Auf Axels Bildschirm erschien ein Fenster und machte klar, dass er in der Ermittlerhierarchie zwar nach unten gerutscht war, nach wie vor aber das elektronische Material im Mordfall Enver Davidi zugesandt bekam. Er las mit, während das Protokoll auf seinem Bildschirm erschien:
»Wiederaufnahme des Verhörs mit dem festgenommenen Martin Lindberg 220964-0119. Anwesende: der Festgenommene, sein Anwalt, Vizekriminalkommissar John Darling von der Polizei Kopenhagen und Vizekriminalkommissar Kristian Kettler vom PET . Protokollführerin Erna Jensen.«
Kettler, natürlich. Axel stieß seine Kaffeetasse um, sodass sich die braune Flüssigkeit über die Glasplatte verteilte und die Bilder der drei getöteten Frauen und das seiner Tochter bedeckte, bevor sie so dünn wurde, dass ihre Gesichter wieder aus der braunschwarzen Brühe auftauchten. Er fluchte lauthals, griff hastig nach einer Küchenrolle und trocknete den Schreibtisch,so gut es ging, während er den Blick nicht vom Bildschirm nahm. Natürlich war es das neue Dreamteam, das Lindberg verhörte. Das erklärte vielleicht, wie der Chef von seinem Deal mit TV 2 Wind bekommen hatte.

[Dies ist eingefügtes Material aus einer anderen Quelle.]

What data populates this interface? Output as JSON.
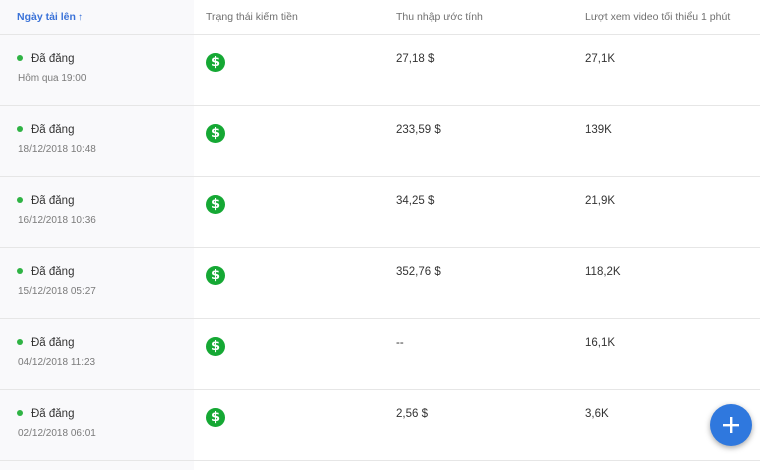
{
  "header": {
    "upload_date": "Ngày tải lên",
    "sort_arrow": "↑",
    "monetization_status": "Trạng thái kiếm tiền",
    "estimated_revenue": "Thu nhập ước tính",
    "min_views": "Lượt xem video tối thiểu 1 phút"
  },
  "rows": [
    {
      "status": "Đã đăng",
      "date": "Hôm qua 19:00",
      "revenue": "27,18 $",
      "views": "27,1K"
    },
    {
      "status": "Đã đăng",
      "date": "18/12/2018 10:48",
      "revenue": "233,59 $",
      "views": "139K"
    },
    {
      "status": "Đã đăng",
      "date": "16/12/2018 10:36",
      "revenue": "34,25 $",
      "views": "21,9K"
    },
    {
      "status": "Đã đăng",
      "date": "15/12/2018 05:27",
      "revenue": "352,76 $",
      "views": "118,2K"
    },
    {
      "status": "Đã đăng",
      "date": "04/12/2018 11:23",
      "revenue": "--",
      "views": "16,1K"
    },
    {
      "status": "Đã đăng",
      "date": "02/12/2018 06:01",
      "revenue": "2,56 $",
      "views": "3,6K"
    }
  ],
  "icons": {
    "monetization": "dollar-icon",
    "fab": "plus-icon"
  },
  "colors": {
    "accent": "#3a72d8",
    "status_dot": "#2fb344",
    "money_icon": "#15a834",
    "fab": "#2f78de"
  }
}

Im Moment konnte Axel nichts dagegen tun, aber sobald er die Möglichkeit dazu hätte, würde er Darling damit konfrontieren.
Er folgte dem Verhör und versuchte gleichzeitig, sich einen Überblick über alle Dokumente zu verschaffen, die den Fall betrafen. Er druckte alle Zeugenaussagen vom Freitag aus. Zweihundertsiebenunddreißig waren es insgesamt, von den Anwohnern des Friedhofs über Presseleute und Demonstranten bis hin zu sämtlichen Kollegen, die in der fraglichen Nacht dort im Einsatz gewesen waren.